Poucos filmes conseguem ultrapassar a marca de US$ 1 bilhão em bilheteria mundial. Quando isso acontece com uma cinebiografia, o feito ganha uma dimensão ainda maior.
Foi exatamente isso que aconteceu com MICHAEL.
Impulsionado pelo carinho e pela paixão de milhões de fãs espalhados pelos cinco continentes, o longa alcançou US$ 1.001.690.578 em arrecadação mundial e entrou definitivamente para a história do cinema. Mais do que se tornar a cinebiografia musical de maior bilheteria de todos os tempos, o filme também conquistou outro feito inédito: tornou-se o primeiro longa da história da Lionsgate a ultrapassar a marca de US$ 1 bilhão.
Os números mostram a dimensão desse sucesso. Nos Estados Unidos, o filme arrecadou US$ 371,8 milhões, o equivalente a 37,1% da bilheteria total. Já o mercado internacional foi responsável por US$ 629,8 milhões, ou 62,9% da arrecadação mundial, comprovando que o legado de Michael Jackson continua sendo um verdadeiro fenômeno global.
Essa conquista não aconteceu da noite para o dia. Semana após semana, MICHAEL foi conquistando novos recordes até atingir um patamar reservado a poucos filmes na história do cinema.
Antes de chegar ao bilhão, o longa já havia superado Bohemian Rhapsody, tornando-se a cinebiografia musical de maior bilheteria de todos os tempos. Também ultrapassou Oppenheimer, assumindo a liderança entre as cinebiografias não musicais de maior arrecadação da história. Agora, soma mais um marco ao entrar para o exclusivo clube dos filmes bilionários.

O mundo inteiro ajudou a escrever essa história
Um dos aspectos mais impressionantes dessa conquista é sua dimensão internacional.
Quase dois terços da arrecadação vieram de fora dos Estados Unidos, demonstrando que a história de Michael Jackson continua emocionando públicos de diferentes culturas, idiomas e gerações.

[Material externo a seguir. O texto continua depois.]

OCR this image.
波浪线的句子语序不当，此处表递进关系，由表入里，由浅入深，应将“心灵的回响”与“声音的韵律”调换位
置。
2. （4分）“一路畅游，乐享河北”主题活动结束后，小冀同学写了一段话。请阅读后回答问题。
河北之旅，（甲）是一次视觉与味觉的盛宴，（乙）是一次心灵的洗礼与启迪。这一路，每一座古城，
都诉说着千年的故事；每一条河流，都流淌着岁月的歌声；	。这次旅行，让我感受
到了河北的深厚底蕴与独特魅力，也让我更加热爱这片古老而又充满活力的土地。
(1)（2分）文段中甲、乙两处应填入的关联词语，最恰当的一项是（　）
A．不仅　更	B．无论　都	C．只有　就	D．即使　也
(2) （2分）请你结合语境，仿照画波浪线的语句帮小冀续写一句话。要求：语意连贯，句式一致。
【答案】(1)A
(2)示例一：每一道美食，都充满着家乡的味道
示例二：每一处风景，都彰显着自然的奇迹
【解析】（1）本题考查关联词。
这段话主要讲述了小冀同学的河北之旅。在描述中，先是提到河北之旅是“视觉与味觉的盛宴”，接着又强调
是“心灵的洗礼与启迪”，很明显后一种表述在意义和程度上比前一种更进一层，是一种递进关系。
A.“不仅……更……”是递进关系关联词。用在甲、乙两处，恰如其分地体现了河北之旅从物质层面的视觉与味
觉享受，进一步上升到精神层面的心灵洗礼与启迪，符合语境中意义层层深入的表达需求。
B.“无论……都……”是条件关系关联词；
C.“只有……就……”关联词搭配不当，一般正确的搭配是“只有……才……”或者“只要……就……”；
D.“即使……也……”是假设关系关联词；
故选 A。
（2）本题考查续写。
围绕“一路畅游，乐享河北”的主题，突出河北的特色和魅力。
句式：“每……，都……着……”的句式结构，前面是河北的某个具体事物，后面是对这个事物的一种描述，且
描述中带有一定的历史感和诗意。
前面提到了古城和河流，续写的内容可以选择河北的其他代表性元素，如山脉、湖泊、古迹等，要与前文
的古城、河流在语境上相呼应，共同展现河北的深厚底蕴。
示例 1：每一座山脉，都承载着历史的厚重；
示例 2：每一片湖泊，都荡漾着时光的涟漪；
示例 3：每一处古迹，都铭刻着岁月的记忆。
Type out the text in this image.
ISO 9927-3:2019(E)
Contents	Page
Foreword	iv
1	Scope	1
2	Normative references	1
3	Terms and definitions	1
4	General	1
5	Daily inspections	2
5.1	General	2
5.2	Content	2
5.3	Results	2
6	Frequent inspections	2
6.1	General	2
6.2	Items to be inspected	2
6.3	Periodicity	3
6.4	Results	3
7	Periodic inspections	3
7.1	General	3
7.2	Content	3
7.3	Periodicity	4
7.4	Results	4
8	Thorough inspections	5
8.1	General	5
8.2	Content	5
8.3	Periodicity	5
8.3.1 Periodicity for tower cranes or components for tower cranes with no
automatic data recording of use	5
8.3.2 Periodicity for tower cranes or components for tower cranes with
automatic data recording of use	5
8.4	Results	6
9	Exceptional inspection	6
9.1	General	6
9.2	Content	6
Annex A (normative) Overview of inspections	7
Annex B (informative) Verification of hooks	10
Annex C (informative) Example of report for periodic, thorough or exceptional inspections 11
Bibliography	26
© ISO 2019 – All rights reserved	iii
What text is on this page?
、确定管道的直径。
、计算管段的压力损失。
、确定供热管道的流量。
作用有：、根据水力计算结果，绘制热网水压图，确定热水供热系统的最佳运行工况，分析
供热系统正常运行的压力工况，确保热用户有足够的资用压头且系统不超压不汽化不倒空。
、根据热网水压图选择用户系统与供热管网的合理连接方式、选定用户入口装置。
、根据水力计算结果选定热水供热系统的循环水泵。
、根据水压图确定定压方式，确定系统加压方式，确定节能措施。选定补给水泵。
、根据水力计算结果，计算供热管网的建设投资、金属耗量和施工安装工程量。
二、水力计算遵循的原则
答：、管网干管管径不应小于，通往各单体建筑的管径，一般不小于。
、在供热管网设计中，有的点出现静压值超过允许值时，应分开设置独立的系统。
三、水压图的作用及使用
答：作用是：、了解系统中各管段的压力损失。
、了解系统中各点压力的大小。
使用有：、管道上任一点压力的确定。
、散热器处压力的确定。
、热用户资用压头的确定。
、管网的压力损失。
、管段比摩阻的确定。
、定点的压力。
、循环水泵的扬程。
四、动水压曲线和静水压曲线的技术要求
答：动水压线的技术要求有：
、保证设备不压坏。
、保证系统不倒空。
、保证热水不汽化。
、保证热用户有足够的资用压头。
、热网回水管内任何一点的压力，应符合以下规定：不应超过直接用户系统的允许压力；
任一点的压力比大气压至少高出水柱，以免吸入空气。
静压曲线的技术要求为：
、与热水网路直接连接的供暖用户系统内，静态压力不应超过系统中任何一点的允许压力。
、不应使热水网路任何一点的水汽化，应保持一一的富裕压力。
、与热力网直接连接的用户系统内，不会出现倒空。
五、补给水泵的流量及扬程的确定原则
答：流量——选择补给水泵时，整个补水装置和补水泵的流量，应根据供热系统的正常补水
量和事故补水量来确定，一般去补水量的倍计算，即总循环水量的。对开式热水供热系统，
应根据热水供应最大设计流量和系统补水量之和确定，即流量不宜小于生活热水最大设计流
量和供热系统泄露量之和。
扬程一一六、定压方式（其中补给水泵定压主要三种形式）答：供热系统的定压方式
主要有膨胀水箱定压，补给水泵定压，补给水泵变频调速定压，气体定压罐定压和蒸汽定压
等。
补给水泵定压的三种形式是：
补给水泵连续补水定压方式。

Entre os mercados que mais contribuíram para esse resultado estão:
Reino Unido – US$ 71,45 milhões
França – US$ 57,05 milhões
Alemanha – US$ 37,02 milhões
Brasil – US$ 33,97 milhões
Austrália – US$ 32,90 milhões
México – US$ 32 milhões
Japão – US$ 30,96 milhões, mesmo tendo estreado semanas depois da maioria dos países.
Na sequência aparecem Itália, com US$ 29,80 milhões, Espanha, com US$ 28,06 milhões, e Rússia/CIS, que arrecadou US$ 25,60 milhões após seu lançamento tardio.
Esses números deixam claro que o sucesso de MICHAEL não pertence a um único país. Ele foi construído pela força de uma comunidade global de fãs que, geração após geração, continua mantendo vivo o legado do Rei do Pop.
Mesmo após as primeiras semanas de recordes, quando é natural que a arrecadação diminua, o filme continua em cartaz em diversos mercados e segue recebendo sessões especiais, permitindo que sua bilheteria continue crescendo.
A corrida pelos maiores recordes ainda não terminou
Com US$ 1,002 bilhão, MICHAEL ocupa atualmente a segunda posição entre as maiores bilheterias mundiais de 2026, ficando atrás apenas (por enquanto) de Super Mario Galaxy Movie, que soma cerca de US$ 1,010 bilhão.
A diferença entre os dois filmes é inferior a US$ 8 milhões, e como MICHAEL continua sendo exibido em alguns países, ainda existe a possibilidade de disputar a liderança anual.
O desempenho também colocou o longa em um lugar privilegiado na história do cinema.
Atualmente, MICHAEL ocupa a 62ª posição entre as maiores bilheterias mundiais de todos os tempos, logo atrás de Jurassic World: Dominion. A diferença entre os dois é de aproximadamente US$ 288 mil, valor que pode ser superado rapidamente enquanto o filme permanecer em cartaz.
Independentemente da posição final, uma certeza já existe.
Ultrapassar US$ 1 bilhão é um feito alcançado por um grupo extremamente seleto de produções. No caso de MICHAEL, essa marca representa muito mais do que um sucesso comercial. Ela simboliza o carinho de milhões de pessoas que decidiram celebrar a trajetória de um artista que transformou a música, a dança, o entretenimento e a cultura popular.